À Tergo.


À Tergo.



"Estoy jodido y radiante,
y también, viceversa"
                               Mario Benedetti


Para él, haber estado con ella había sido como pintar sobre un lienzo con sus dedos, pero a la vez, como nadar a contra corriente en un río, un río que le había clavado las uñas en su espalda. 

La estaba mirando mientras ella le daba pequeños sorbos a la copa de vino. Una copa que, antes de que se desnudaran, se había llenado un par de veces. 

—Creo que me voy a duchar —dijo ella y salió de entre las mantas con la copa de vino en la mano. Parecía la escultura de una diosa griega; Venus o Afrodita, frente a sus ojos. 

Luego de un corto paso quedó frente a él, totalmente desnuda. Él no comprendió porqué ahora se le antojaba penosos ver tanta belleza, cuando hace apenas un momento había recorrido los rincones de su cuerpo en los que desemboca el placer. 

—Yo... —titubeó. —Yo prepararé café ¿Quieres? 

—Me encantaría cariño. 

Ella se inclinó y le plantó un beso. Ya no tenía carmín en los labios. Se había ido desvaneciendo con los largos besos horizontales. 

Lo miró, ahí, con cara de tonto. Y no podía creer que fuese el mismo desaforado ser que la acababa de poseer. El mismo que tiró de su cabello y la puso boca abajo sobre la cama, abriendo sus piernas con ágil delicadeza. El mismo que le apretaba contra él cuando ella gemía de placer, el mismo al que ella había amarrado a la cama; ni el mismo que había sonreído de placer un segundo antes de que ella se sentara en su rostro. 

Pero ese que estaba allí con su cara de tonto, era el mismo, sin duda lo era. 

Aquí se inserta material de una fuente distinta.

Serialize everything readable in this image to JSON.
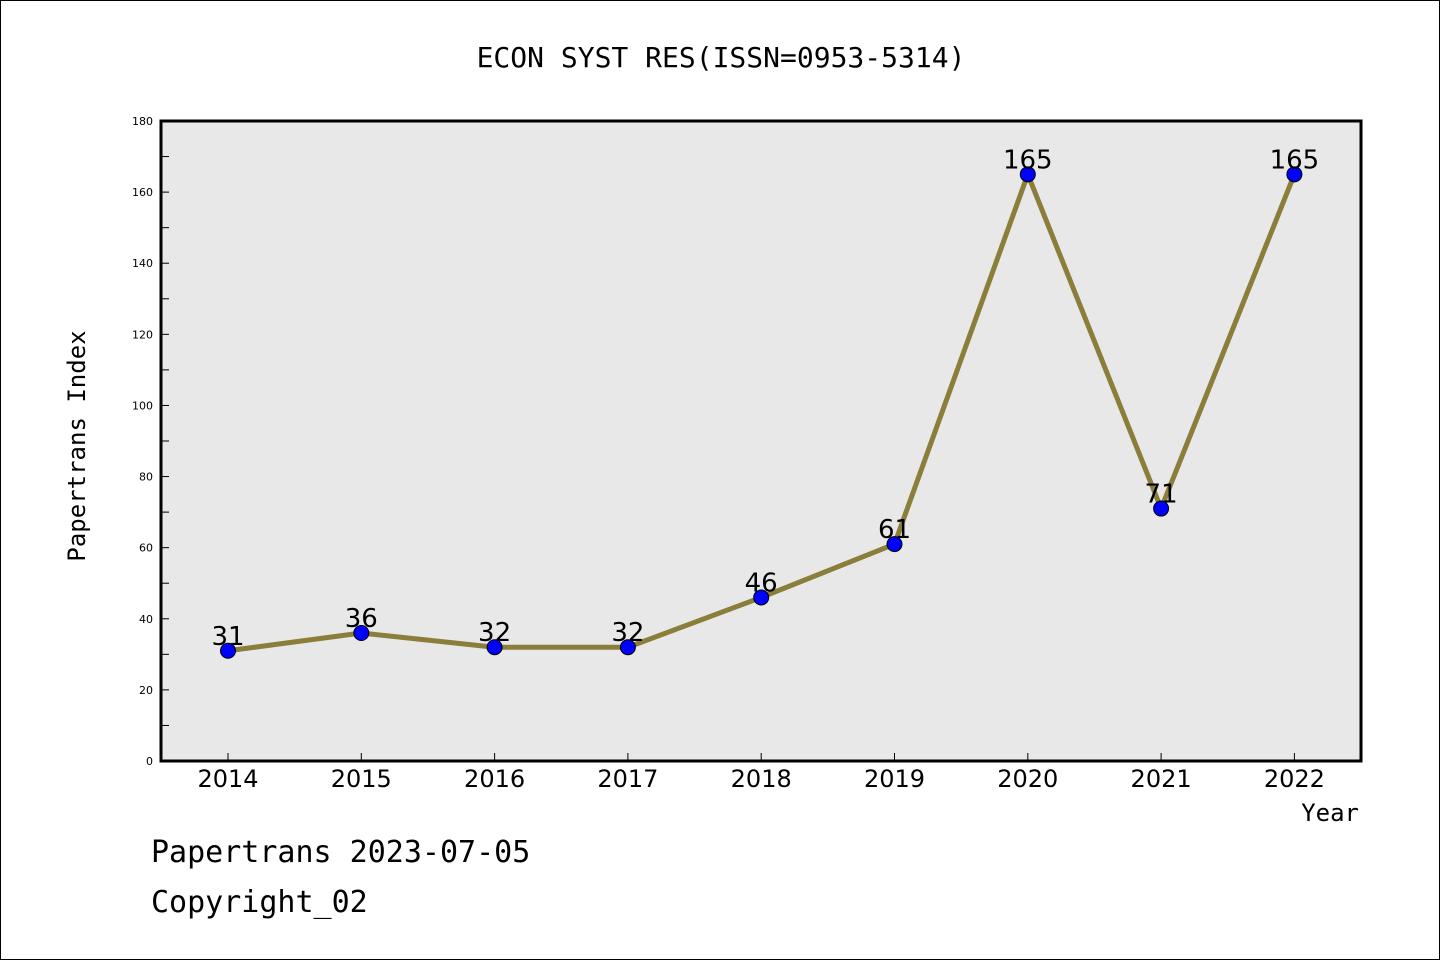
{
  "chart_data": {
    "type": "line",
    "title": "ECON SYST RES(ISSN=0953-5314)",
    "xlabel": "Year",
    "ylabel": "Papertrans Index",
    "categories": [
      "2014",
      "2015",
      "2016",
      "2017",
      "2018",
      "2019",
      "2020",
      "2021",
      "2022"
    ],
    "values": [
      31,
      36,
      32,
      32,
      46,
      61,
      165,
      71,
      165
    ],
    "data_labels": [
      "31",
      "36",
      "32",
      "32",
      "46",
      "61",
      "165",
      "71",
      "165"
    ],
    "ylim": [
      0,
      180
    ],
    "yticks": [
      0,
      20,
      40,
      60,
      80,
      100,
      120,
      140,
      160,
      180
    ],
    "grid": false,
    "legend": "none",
    "colors": {
      "line": "#8B7D3A",
      "marker": "#0000FF",
      "plot_bg": "#E8E8E8"
    }
  },
  "footer": {
    "line1": "Papertrans 2023-07-05",
    "line2": "Copyright_02"
  }
}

Para él, tener su rostro atrapado por los muslos de ella había sido un poema hecho carne. 

Él se levantó, luego de que ella cerrara la puerta del baño. Se miró en el espejo de un clóset cercano, aquel en el que había visto los gestos de placer de ella, y los de él mismo, mientras estaban en coito à tergo; él tras ella, perdido en sus caderas, en sus lunares, en los finos vellos de su espalda y en su brillante cabello. Y también, en su sexo. 

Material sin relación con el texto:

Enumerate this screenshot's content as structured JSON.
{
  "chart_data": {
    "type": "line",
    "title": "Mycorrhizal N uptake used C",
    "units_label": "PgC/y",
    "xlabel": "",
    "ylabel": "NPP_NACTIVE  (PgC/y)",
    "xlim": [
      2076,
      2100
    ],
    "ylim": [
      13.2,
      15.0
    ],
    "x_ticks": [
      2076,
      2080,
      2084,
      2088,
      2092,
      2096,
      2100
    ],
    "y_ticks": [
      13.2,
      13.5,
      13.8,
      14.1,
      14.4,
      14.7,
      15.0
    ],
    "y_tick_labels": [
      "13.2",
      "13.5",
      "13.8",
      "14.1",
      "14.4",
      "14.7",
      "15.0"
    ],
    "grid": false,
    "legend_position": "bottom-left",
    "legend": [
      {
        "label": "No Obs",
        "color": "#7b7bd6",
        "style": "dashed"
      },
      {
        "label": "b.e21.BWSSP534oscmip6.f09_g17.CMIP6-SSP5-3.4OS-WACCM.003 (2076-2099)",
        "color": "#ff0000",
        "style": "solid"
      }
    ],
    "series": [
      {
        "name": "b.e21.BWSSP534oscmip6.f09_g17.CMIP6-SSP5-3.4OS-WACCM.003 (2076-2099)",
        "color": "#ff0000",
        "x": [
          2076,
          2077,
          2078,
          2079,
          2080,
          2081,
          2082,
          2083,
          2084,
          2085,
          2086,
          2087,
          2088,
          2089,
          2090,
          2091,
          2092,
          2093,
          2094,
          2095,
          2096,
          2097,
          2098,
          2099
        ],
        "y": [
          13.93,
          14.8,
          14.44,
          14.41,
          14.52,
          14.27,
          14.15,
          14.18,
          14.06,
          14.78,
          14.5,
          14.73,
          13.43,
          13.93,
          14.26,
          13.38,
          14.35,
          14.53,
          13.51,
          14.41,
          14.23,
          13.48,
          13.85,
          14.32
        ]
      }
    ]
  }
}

El café tenía que quedarle una maldita pasada. No sabía si tendría otra oportunidad de preparar café para ella.

Tras un rato, ella salió del baño. Una toalla envolvía su cuerpo desde los senos hasta los muslos, y con otra, un poco más pequeña, se secaba el cabello. Verla mojada le provocó otra erección, pero intentó concentrar su atención en el café. 

Él se había puesto la ropa interior y el pantalón, estaba sin camisa y sin zapatos en la cocina, viendo cómo el café hervía. 

Ella lo abrazó por la espalda, le besó el hombro y luego en medio de los omóplatos. La erección incrementó y él ya no pensó más en el café, hasta que ella dijo:

—Me ha dado un poco de frío, ¿Qué tal si espero el café en la cama? 

Él asintió, se giró para a besarla, la tomó por las caderas, sintió cómo su pelvis se deslizaba por la yema de sus dedos cuando ella se giró para volver a la habitación. 

Miró el movimiento de sus glúteos tras la toalla unos segundos, y luego, continuó con el café. 

Cuando volvió a la habitación con dos tazas humeantes, ella tenía en las manos el lazo con el que le había amarrado antes a la cama, jugueteando con este entre sus dedos. 

—Trae ese café. 

Él lo llevó, y la besó de nuevo. Con el jugueteo de su lengua en la boca, revivió la erección, que apenas si se había disipado. 

—Esto no cambia nada entre nosotros ¿O sí?   preguntó ella, en tono algo serio.

Él se sintió en una encrucijada, pero asintió. Aunque sabía que todo había cambiado. 

Ella dejó las dos tazas de café en la mesa de noche, le entregó el lazo y puso sus manos al frente, como quien se entrega tras cometer un crimen. Él hizo un nudo mariposa alrededor de sus muñecas, la tomó del cabello a la altura de la nuca y apretó un poco mientras la besaba y le mordía el labio superior. Se bajó el pantalón con la mano libre, y ella supo que el desaforado placer había vuelto. Ya no le miraba con cara de tonto. 


   Y entonces, él volvió a sumergirse en ese río que era ella.